I recently attended a musical poetry performance by the talented actor Anatoly Beliy and the brilliant saxophonist Arnold Giskin, both of whom are internationally renowned.
Although I have attended many poetry readings and artistic performances by artists from various countries over the years, something about this evening felt unique. It would be too simplistic to attribute it to the saxophone that was played by Arnold Giskin, or the poetry read by Anatoly, or even the remarkable skill of both performers. What I felt belonged to an entirely different dimension of experience. A palpable state that enveloped the entire room, that carried both the artists and the audience into an extraordinary space beyond ordinary perception.
The ability to create such resonance does not happen from performance alone. Technical mastery can move people, but what I witnessed was coming from a deeper source.
Curious about the experience, I later asked Anatoly what he feels during his performances. His response was simple, brief, but profound. He explained that when he reads poetry, his soul rejoices. Something inside him begins to shine, and he feels happy, entering into a kind of dialogue with himself. Different moments of life arise within him as though a film were playing in fast-forward, and in those moments, he feels as though all his masks fall away. He described these experiences as brief moments of happiness amidst the chaos and routines of life.
As I contemplated his answer, I realized that it perfectly described the state I had entered during the performance. Much of the evening passed with my eyes closed, immersed in what felt like a deep trance, and time seemed to lose its ordinary structure. Entire worlds appeared to move within the theater, opening portals to realities hidden beneath the noise of daily perception.
What caught my attention was that the experience transcended emotion, unlike the typical feeling I get from well-rehearsed performances I watched in the past. Images came into my awareness spontaneously; I witnessed forgotten moments of life resurfacing; and symbolic insights appeared with revelatory clarity, transcending ordinary thought.
The performance had opened a doorway into a deeper dimension of consciousness where feeling, memory, imagination, and understanding merged into a single experience, inviting an interesting question: What is it that allows certain artists, teachers, musicians, poets, or speakers to create these states, while others with equal technical skill cannot? The Sanskrit traditions explored this question extensively and often arrived at a distinction between action that originates from the ego and action that arises from consciousness.
The ego acts from a sense of personal self, seeking recognition, validation, success, security, or significance. Even when highly skilled, ego-driven action tends to carry a subtle tension because there is always an image to protect or an outcome to pursue.
Pure consciousness, however, functions differently.

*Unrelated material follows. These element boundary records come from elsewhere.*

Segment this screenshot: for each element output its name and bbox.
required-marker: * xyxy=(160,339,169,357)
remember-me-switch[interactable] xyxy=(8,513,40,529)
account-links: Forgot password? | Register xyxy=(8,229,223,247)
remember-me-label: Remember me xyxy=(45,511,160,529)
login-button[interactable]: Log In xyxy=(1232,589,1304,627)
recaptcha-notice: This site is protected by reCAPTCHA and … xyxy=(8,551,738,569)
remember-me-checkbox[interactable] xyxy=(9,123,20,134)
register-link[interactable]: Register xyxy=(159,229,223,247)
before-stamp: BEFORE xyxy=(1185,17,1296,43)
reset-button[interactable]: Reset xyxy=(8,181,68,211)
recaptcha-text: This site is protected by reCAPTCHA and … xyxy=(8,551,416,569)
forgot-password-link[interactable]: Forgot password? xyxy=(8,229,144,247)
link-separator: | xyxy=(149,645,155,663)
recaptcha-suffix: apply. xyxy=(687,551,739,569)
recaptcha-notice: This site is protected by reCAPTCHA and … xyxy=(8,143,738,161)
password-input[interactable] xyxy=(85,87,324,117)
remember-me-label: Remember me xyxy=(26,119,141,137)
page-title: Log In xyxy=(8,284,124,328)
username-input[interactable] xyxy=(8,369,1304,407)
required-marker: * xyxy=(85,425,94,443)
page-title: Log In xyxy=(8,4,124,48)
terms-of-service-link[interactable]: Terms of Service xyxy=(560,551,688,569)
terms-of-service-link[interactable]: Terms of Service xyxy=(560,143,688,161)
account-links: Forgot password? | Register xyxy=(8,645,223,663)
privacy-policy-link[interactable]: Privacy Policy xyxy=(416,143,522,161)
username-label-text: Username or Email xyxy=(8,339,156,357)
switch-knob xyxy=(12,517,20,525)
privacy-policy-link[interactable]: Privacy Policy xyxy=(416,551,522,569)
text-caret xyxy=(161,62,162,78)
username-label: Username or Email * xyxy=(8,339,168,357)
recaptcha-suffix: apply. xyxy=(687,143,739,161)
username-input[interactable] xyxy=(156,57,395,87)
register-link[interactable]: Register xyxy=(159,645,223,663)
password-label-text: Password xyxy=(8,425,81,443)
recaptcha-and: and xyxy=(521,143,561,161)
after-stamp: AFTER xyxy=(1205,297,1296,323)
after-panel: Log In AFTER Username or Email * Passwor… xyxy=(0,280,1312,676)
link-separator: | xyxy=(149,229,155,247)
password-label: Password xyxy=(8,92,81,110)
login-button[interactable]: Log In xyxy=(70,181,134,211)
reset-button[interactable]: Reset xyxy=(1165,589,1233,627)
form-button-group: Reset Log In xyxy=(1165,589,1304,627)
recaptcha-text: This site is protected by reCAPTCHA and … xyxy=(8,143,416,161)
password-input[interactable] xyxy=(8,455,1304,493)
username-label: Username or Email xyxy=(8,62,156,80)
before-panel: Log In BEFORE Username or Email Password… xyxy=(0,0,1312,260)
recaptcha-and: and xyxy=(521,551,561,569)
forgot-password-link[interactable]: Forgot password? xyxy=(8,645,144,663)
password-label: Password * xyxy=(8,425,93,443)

When something arises from consciousness, there is usually tremendous preparation and refinement involved, but internally, there is no sense of struggle to become something in that moment of performance. The action becomes an expression of what already is, accompanied by ease and joy, as Anatoly describes; there is no need for masks or performative displays.
Some Sanskrit teachings speak of this state, describing the liberated being as one who acts without feeling that he acts. There is movement, but there is no claim of ownership and no separate self-standing behind it saying, “I am doing this.”
Listening to Arnold and Anatoly, and Anatoly describe his experience, I was reminded of these teachings. For him, it was not about impressing an audience by achieving artistic excellence. He spoke about joy and something shining from within that removed all the performer’s masks. In many ways, his description resembles what the Upanishads refer to as Ananda, not pleasure or excitement, but the intrinsic bliss emerging when consciousness is no longer obscured by the layers of personality and self-concern.
Perhaps this is why certain performances feel transformative beyond just entertainment. The poetry and music were the vehicles of expression, but the deeper transmission is Presence. Great art invites both performer and audience into a shared field where, for a brief period of time, there is less separation between observer and observed, and time dissolves into the eternal act.
I suspect this is what made that evening a life-long memory. A temporary breakdown of the structures that usually organize our experience, often lost amid daily routines and the chaos of an increasingly intense world. It was consciousness that carried a quality that cannot be faked or performed.
Something deeper was being communicated beneath the poetry, music, and the personalities on stage. It was a glimpse of consciousness recognizing itself through art, immediately recognizable and difficult to explain.
The evening inspired me to return to one of my poems that I once wrote while living at the ashram:
“In the beginning was the Word”, it was once said.
A complex concept of divine order.
From timeless, spaceless, conceptless abode
A world is born for the performer.
Within the time and space, the character seeks Self
Through trials, errors, mantras, prayers.
And then, through silence, Grace unites his destiny and fate
That brings the seeker wisdom and unfathomable Glory.
There is no world, no “I”, no “I am” thought
It’s all distorted concepts of the Truth – an allegory.
The essence of the “I”, the Real Self that plays the part
Within a world that has no ending nor beginning in its story
Beneath the poetry, music, art, and stage personalities lie a deeper message. It was a moment of consciousness observing itself through art.
May we all find ways to express this depth and beauty through our own forms.